Öte yandan İsrail ordu, askeri üsler, toplanma yerleri ve diğer tesislerdeki kayıpları yayınlamaktan kaçınıyor ve karartma uyguluyor. Hizbullah Genel Sekreteri Naim Kasım’ın eski Hizbullah Genel Sekreteri Hasan Nasrallah'ın ölümünün 40’ıncı günü yaptığı konuşmanın ardından İsrail, roketlerle yoğun saldırıya uğradı, ancak ertesi gün sadece bir gencin öldüğü duyuruldu. İsrail’in günlük gazetelerinden Haaretz, kuzey bölgesindeki son durumla ilgili kapsamlı bir haberinde, Celile'deki bombardıman sonucunda bir İsrail askerinin öldüğünü bildirdi, ancak ordu bunu açıklamazken başka kayıpları da duyurmadı.

İsrail için yeni bir güvenlik konsepti

Diğer taraftan İsrail televizyonu Kanal 12 tarafından yayınlanan bir ankete göre İsraillilerin yüzde 55'i Gazze'deki savaşın siyasi nedenlerle devam ettiğine inanırken, bunun nedeninin güvenlik olduğunu düşünenlerin oranı yüzde 36. Yüzde 46'sı İsrail ve Hizbullah arasındaki savaşın siyasi nedenlerle devam ettiğine inanırken, yüzde 44'ü güvenlik nedenleriyle devam ettiğine inanıyor. Aynı anketin sonuçlarına göre Yisrael Katz'ı Savunma Bakanlığı görevine uygun bulmayanların oranı yüzde 62 iken, Netanyahu'ya güvenmeyenlerin oranı yüzde 58.

Güvenlik ve strateji kurumları ile uzmanlar, İsrail'in içinde bulunduğu durum ve bu savaşın acilen sona erdirilmesi ihtiyacı karşısında, bu savaştan nasıl çıkılabileceğine dair çeşitli tavsiyelerde bulundular. Ancak bunlardan biri oldukça dikkat çekiciydi. İsrail ordusunun eski Hava Savunma Komutanı Tuğgeneral Zvika Haimovich, İsrail'in derhal yeni bir güvenlik konsepti çerçevesinde çalışmaya başlaması gerektiği değerlendirmesinde bulundu.

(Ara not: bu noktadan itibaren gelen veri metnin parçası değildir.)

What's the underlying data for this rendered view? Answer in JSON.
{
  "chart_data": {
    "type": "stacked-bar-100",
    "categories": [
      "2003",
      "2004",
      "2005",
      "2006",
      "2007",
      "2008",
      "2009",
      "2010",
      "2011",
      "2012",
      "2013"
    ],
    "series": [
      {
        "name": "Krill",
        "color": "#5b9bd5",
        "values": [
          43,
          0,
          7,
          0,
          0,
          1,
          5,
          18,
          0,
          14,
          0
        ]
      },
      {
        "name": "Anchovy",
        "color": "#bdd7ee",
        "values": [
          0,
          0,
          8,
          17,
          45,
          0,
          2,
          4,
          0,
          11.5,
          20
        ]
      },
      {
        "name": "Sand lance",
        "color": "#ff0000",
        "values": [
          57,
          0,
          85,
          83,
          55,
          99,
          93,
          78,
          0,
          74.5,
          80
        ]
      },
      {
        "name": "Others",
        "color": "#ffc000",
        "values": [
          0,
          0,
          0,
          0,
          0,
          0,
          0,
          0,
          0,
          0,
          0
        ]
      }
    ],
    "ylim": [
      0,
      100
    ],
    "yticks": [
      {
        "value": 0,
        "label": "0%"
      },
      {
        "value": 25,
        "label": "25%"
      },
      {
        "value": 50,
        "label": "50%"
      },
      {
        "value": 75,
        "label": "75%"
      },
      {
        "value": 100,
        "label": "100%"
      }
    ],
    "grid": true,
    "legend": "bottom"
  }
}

Mevcut savaşa yol açan askeri ve siyasi başarısızlıkların gölgesinde önemli kavramların yeniden gözden geçirilmesi gerektiğini savunan Haimovich, bu önemli kavramlardan birinin, yıllarca ‘Hamas caydırıldı’ ve ‘Hizbullah caydırıldı’ gibi ifadelerle aşırı güç kullanımına ve nihayetinde herkesin bildiği sonuca yol açan caydırıcılığın olduğunu vurguladı.

Haimovich, güvenlik kurumlarının bugün, başta Hizbullah Genel Sekreteri Hasan Nasrallah'ın tasfiyesi olmak üzere Hizbullah'a yönelik eylemleri ve İsrail'in Lübnan ile yaşanan iki savaştan bu yana güçlenen örgütün tehditleri ve kabiliyetlerini sistematik bir şekilde ele alma biçimi ile caydırıcılığı yeniden tesis etmesi ve 7 Ekim sonrası, özellikle de savaşın başlamasının üzerinden geçen bir yılın ardından ortaya çıkan mevcut durum çerçevesinde bu caydırıcılık kavramının içeriğini doğru bir şekilde tanımlaması tavsiyesinde bulundu.